The global solar microinverter and power optimizer market will grow at a CAGR of 27 percent crossing the $1 billion barrier in 2018, reports IHS Technology.
In 2013, the market value recorded for global solar micro-inverter and power optimizer was $329 million.
Currently, the U.S. represents the largest market for micro inverters, with the amount of the business going to residential systems.
The market growth is driven by increased market penetration in residential and small commercial segments in USA, Canada, UK and Australia.
In addition, the continued adoption of the technology in European markets such as France, Germany and Italy are driving growth factors. The decrease in price of micro inverters and power optimizers due to next generation product releases makes Module-Level Power Electronics (MLPE) an attractive solution.
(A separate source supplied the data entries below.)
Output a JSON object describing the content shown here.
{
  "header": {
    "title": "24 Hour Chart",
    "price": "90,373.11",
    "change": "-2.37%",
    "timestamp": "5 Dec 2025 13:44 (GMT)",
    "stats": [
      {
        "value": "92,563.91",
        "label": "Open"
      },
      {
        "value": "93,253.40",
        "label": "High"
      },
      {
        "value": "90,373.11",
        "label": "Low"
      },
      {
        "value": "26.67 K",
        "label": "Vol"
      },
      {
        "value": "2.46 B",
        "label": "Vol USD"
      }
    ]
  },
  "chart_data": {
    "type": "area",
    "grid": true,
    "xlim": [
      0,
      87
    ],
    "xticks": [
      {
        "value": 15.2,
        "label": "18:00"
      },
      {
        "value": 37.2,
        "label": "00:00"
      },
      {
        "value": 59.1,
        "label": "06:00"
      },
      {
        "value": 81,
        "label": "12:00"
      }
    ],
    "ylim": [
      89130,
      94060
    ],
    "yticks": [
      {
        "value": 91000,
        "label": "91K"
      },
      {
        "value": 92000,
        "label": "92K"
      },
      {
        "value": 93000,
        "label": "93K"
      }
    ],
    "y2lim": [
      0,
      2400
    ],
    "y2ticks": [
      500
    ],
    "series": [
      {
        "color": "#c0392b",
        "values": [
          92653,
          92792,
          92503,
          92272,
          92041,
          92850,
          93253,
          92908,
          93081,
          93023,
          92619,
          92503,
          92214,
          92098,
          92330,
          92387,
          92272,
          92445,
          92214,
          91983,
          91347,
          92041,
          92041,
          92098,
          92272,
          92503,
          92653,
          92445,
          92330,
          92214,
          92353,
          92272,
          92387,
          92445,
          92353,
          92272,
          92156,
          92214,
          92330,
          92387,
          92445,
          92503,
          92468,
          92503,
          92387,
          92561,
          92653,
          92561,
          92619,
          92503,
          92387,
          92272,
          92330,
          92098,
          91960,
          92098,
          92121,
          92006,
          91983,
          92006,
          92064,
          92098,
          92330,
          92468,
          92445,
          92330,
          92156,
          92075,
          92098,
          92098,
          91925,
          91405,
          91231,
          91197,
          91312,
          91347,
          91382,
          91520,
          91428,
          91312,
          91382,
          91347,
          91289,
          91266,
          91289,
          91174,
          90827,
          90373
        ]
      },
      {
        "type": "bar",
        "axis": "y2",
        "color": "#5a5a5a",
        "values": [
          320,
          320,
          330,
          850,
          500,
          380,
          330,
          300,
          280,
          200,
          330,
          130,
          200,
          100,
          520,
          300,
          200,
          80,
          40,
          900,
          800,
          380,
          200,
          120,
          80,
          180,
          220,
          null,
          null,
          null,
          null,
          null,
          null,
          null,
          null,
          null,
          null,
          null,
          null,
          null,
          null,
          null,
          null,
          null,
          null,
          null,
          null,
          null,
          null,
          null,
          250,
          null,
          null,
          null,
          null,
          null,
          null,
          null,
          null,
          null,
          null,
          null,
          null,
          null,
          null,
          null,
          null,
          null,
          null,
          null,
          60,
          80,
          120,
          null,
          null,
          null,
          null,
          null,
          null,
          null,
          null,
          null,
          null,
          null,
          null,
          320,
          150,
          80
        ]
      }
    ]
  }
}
A combination of improving technology and competitive market are the reasons for falling costs of MLPE technology. Latest models produced with cheaper parts counts and new competitors in the market experience high price competition.
With drop in prices and MLPE price becoming parallel with traditional string inverters, new regions will adopt the use of micro inverters and power optimizers to the sum of 6.6 GW by 2018.
However the market segment monopoly may soon witness a balancing, as lots of installations will emerge once the price is dropped. Power optimizers are selling in plenty, with shipments set to increase by 160 percent this year alone.
Japan has high demand for power optimizers, which is predicted to swell to a penetration rate of 7 percent by 2018.
Japanese rules forbid the importing of microinverters due to Japan Electrical Safety & Environment Technology Laboratories (JET) certification requirements, but soon suppliers will be able to gain JET certification and take the opportunities.
MLPE is the term used to summarize solar microinverters and power optimizers. Micro inverters bring 25 percent more electricity than conventional string inverters, which connect to entire systems. Power optimizers require string inverters, but optimize efficiency by tracking the maximum power point (MPPT) of individual modules.